Let’s be real about this thing they call “cancel culture”. The only people who need to worry about being cancelled is the Oxbridge set. The rest of us… we’ve spent a lifetime being cancelled, from that first redundancy, through unemployment and unpaid invoices for freelance jobs, to working in internet cafes and driving coffee machines, to that foot in the door, sticking labels on files all day long. There was no graduate job awaiting me after a three-year degree and the Masters that followed. No, I’ve spent my illustrious career being cancelled, living a life of monotony.

Let’s be real about “cancel culture”. Somebody like me, with a personality like mine, isn’t going to be given a publishing contract. I’m not going to be adopted by a literary agent, to be brought to the attention of the great and the good.

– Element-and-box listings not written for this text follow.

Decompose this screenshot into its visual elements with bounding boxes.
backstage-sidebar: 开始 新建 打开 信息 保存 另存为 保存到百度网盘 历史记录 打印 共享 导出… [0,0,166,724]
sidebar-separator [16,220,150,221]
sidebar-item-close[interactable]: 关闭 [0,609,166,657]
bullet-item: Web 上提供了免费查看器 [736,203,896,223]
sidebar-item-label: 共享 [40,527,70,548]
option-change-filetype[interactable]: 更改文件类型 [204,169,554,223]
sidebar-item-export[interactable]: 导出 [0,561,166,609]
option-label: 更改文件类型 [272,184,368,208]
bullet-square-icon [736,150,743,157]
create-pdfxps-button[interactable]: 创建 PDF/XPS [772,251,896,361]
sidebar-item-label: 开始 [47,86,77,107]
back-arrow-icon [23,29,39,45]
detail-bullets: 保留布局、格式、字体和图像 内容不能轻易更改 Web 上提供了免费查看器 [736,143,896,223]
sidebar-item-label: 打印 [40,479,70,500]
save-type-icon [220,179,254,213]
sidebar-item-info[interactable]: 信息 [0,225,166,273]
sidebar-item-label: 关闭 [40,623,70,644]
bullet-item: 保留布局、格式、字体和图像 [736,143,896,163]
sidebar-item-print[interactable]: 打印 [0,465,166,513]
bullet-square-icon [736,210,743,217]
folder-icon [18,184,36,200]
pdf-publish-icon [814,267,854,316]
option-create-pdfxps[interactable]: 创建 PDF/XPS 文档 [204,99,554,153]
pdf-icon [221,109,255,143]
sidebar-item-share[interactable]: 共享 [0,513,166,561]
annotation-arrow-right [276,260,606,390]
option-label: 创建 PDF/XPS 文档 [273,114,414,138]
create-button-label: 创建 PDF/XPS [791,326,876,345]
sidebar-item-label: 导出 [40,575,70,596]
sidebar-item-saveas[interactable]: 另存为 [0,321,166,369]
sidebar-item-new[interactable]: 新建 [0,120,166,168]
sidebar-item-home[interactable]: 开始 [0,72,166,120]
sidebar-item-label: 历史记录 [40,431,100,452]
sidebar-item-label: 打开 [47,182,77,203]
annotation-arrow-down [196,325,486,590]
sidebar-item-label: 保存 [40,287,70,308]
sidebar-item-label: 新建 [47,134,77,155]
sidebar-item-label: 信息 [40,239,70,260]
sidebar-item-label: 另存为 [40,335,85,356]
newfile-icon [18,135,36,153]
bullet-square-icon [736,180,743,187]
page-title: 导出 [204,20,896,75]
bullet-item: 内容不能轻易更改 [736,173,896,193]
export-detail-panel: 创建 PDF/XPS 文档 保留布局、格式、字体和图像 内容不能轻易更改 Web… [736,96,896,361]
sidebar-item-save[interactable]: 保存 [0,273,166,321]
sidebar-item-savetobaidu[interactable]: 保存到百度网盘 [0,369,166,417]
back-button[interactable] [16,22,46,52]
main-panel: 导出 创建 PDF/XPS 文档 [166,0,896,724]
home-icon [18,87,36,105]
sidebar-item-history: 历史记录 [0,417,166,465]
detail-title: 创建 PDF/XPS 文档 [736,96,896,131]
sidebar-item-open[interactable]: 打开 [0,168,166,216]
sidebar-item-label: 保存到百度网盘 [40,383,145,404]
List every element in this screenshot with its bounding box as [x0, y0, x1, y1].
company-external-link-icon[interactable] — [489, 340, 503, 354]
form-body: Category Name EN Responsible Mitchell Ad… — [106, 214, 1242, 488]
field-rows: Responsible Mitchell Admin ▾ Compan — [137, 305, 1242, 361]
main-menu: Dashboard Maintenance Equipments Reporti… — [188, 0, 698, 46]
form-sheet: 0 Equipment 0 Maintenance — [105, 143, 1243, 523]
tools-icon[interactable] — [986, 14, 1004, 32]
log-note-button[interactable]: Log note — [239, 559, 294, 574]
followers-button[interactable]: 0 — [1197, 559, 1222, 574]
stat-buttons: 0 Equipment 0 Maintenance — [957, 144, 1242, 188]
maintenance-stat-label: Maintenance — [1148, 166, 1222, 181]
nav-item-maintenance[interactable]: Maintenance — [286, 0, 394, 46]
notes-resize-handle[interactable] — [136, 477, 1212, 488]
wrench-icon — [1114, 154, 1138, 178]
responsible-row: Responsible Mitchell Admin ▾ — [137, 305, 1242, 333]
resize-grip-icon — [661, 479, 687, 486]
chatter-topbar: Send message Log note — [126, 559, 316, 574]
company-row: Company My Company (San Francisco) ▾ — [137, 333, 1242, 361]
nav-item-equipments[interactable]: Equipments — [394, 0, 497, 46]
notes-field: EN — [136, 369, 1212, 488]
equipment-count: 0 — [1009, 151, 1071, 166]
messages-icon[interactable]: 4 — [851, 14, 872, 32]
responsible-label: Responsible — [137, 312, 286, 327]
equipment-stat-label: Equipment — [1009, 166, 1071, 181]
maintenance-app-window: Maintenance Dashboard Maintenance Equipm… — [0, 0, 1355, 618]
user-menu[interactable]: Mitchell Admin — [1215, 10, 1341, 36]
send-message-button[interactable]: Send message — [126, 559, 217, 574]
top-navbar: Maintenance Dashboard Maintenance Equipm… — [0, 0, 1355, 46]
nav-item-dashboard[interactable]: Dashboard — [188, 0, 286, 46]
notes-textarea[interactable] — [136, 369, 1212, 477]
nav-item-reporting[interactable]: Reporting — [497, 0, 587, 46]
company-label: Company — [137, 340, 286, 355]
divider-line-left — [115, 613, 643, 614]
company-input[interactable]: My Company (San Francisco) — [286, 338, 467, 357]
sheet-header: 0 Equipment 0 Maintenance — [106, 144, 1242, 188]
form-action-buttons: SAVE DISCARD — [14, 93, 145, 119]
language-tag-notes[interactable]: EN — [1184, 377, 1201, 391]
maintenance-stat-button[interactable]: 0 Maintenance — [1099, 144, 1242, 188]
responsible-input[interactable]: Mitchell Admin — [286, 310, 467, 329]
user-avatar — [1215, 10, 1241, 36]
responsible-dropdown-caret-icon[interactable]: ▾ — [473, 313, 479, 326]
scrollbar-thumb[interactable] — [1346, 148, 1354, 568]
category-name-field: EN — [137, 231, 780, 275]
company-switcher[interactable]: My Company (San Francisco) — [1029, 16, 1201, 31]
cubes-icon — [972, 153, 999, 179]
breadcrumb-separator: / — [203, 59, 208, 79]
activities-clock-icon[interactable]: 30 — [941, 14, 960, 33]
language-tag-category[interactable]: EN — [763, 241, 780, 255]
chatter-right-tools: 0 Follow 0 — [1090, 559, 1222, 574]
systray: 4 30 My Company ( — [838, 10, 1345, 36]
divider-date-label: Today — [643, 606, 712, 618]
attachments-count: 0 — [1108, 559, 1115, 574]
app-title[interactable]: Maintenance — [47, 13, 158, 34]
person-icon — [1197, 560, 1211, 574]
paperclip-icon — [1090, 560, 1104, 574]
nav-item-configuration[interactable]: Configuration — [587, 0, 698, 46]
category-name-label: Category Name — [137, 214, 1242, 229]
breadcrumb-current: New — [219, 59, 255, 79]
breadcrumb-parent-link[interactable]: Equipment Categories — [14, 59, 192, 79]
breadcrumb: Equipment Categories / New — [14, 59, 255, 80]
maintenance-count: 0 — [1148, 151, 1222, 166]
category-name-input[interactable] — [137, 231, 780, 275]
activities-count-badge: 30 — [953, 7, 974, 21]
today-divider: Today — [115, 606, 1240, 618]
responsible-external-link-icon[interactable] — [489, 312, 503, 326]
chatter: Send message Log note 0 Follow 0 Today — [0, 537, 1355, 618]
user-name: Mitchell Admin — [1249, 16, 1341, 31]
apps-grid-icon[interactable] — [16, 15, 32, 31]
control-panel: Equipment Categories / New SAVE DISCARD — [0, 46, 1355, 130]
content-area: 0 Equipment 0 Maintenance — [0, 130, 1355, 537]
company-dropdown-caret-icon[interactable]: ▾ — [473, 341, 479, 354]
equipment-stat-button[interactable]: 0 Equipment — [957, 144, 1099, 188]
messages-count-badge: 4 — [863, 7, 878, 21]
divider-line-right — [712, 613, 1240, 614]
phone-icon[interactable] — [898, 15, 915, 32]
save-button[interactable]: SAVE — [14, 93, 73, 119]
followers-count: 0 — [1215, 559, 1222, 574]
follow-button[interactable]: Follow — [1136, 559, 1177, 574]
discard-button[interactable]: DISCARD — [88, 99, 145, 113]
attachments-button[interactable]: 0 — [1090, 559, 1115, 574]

Nor do I want to be, really, for I am content with this obscurity. Yes, for we cancel ourselves too, self-censoring, running for the hills whenever it gets too hot out there. Only the big-hitters need worry about being cancelled, for apparently uttering profound truths — usually profound only to themselves, and hardly true. The rest of us: we were already cancelled by the Oxbridge and Ivy League sets, who have appointed themselves the high priests and gatekeepers of cultural orthodoxy.

It’s not our fault if the shoe now sits on the other foot.